Behavioral improvement after chronic administration of coenzyme Q10 in P301S transgenic mice

Abstract

Coenzyme Q10 is a key component of the electron transport chain which plays an essential role in ATP production and also has antioxidant effects. Neuroprotective effects of coenzyme Q10 have been reported in both in vitro and in vivo models of neurodegenerative diseases. However, its effects have not been studied in cells or in animals with tau induced pathology. In this report, we administered coenzyme Q10 to transgenic mice with the P301S tau mutation, which causes fronto-temporal dementia in man. These mice develop tau hyperphosphorylation and neurofibrillary tangles in the brain. Coenzyme Q10 improved survival and behavioral deficits in the P301S mice. There was a modest reduction in phosphorylated tau in the cortex of P301S mice. We also examined the effects of coenzyme Q10 treatment on the electron transport chain enzymes, the mitochondrial antioxidant enzymes, and the tricarboxylic acid cycle. There was a significant increase in complex I activity and protein levels, and a reduction in lipid peroxidation. Our data show that coenzyme Q10 significantly improved behavioral deficits and survival in transgenic mice with the P301S tau mutation, upregulated key enzymes of the electron transport chain, and reduced oxidative stress.

Fig. 1

Administration of coenzyme Q10 improved survival and behavior in P301S mice. Cumulative survival curve (A) of P301S mice fed control and coenzyme Q10 (CoQ) diet.
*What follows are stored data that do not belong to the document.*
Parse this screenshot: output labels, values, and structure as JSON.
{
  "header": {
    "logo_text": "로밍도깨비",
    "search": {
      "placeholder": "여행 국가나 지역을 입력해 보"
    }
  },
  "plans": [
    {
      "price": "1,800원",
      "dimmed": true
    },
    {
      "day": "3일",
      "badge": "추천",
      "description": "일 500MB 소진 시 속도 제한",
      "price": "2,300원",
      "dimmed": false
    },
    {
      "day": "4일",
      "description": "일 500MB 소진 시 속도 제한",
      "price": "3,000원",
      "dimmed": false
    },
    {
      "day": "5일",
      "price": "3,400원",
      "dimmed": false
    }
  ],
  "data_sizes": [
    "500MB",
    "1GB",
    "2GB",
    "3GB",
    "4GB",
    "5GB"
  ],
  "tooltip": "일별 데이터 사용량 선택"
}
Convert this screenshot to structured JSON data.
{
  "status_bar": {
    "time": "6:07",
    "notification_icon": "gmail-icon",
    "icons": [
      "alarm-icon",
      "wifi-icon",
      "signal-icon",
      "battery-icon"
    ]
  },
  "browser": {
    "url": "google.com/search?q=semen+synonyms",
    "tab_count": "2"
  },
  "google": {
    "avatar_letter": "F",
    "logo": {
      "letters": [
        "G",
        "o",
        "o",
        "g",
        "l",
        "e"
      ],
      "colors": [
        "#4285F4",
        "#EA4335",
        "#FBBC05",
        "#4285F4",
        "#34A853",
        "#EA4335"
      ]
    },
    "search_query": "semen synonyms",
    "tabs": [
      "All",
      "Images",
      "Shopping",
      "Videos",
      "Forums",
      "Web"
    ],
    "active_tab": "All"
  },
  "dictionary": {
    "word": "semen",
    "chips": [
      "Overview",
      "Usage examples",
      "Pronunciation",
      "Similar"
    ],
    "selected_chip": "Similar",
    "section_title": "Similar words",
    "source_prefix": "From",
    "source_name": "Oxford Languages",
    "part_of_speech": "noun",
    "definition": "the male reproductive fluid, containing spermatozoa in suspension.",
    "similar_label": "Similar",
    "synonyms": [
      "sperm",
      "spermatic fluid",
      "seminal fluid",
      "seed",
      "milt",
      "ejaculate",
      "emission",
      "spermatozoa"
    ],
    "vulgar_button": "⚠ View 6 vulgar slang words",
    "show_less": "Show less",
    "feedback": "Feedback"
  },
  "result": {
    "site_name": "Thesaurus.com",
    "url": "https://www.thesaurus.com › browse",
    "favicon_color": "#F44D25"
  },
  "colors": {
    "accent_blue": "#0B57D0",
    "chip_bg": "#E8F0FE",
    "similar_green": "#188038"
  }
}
Coenzyme Q10 improved survival of P301S mice (n = 5). Ambulation (B), vertical movements (C), and anxiety (D) in the openfield for wild-type (Wt) and P301S mice (Tg) treated with control (Control) and coenzyme Q10 (CoQ) at 5 and 7 months of age. There was an increase in distance traveled, vertical movements, and time spent in the center in P301S mice as compared to wild-type littermates (Fisher PLSD, n = 12–20). Administration of coenzyme Q10 rescued this phenotype (n = 12–18). p < 0.05.

Fig. 2

Administration of coenzyme Q10 modestly reduced tau pathology in the cortex of P301S mice. AT8 staining in the cortex (A) and the hippocampus (C) of P301S mice (Tg) fed control and coenzyme Q10 (CoQ) diet. AT8 immunoreactivity expressed as percent area in the cortex (B) and the hippocampus (D) of P301S mice (Tg) fed control and coenzyme Q10 (CoQ) diet. Coenzyme Q10 did not affect tau phosphorylation in the hippocampus of P301S mice. However, there was a trend toward a decrease of percent area covered by AT8 immunoreactivity in the cortex of P301S mice (n = 3–4).

Fig. 3

Effects of coenzyme Q10 on the antioxidant system and oxidative stress. A) Enzymatic activity of glutathione reductase (GR), isocitrate dehydrogenase (ICD), and superoxide dismutase (SOD) in the cortex of P301S mice fed with control, coenzyme Q10 (CoQ) diet. B) Level of oxidized (GSSG) and reduced glutathione (GSH) in brains of P301S mice fed with control and coenzyme Q10 (CoQ) diet. The antioxidant system was not affected by coenzyme Q10 administration in P301S mice (n = 8–12). C) Level of malondialdehyde in brains of P301S mice fed with control and coenzyme Q10 (CoQ) diet. Administration of coenzyme Q10 reduced malondialdehyde level in P301S mice (n = 4–8). p < 0.05.

Fig. 4

Effects of coenzyme Q10 on the tricarboxylic acid cycle. Enzymatic activity of succinate dehydrogenase (SDH), aconitase (ACO), and citrate synthase (CS × 0.1) in the cortex of P301S mice fed with control and coenzyme Q10 (CoQ) diet. No differences were observed in tricarboxylic acid cycle enzymes after treatment with coenzyme Q10 (n = 3–6).

Fig. 5

Effects of coenzyme Q10 on the electron transport chain. Activity of complex I (A), levels of cytochrome c (B), ATPase (C), complex III (CIII) (C), complex IV (COX) (C) and complex I (CI) (C) in the cortex of P301S mice fed control and coenzyme Q10 (CoQ) diet. There was an increase in complex I activity and level in P301S mice after coenzyme Q10 treatment (n = 3–6). p < 0.05.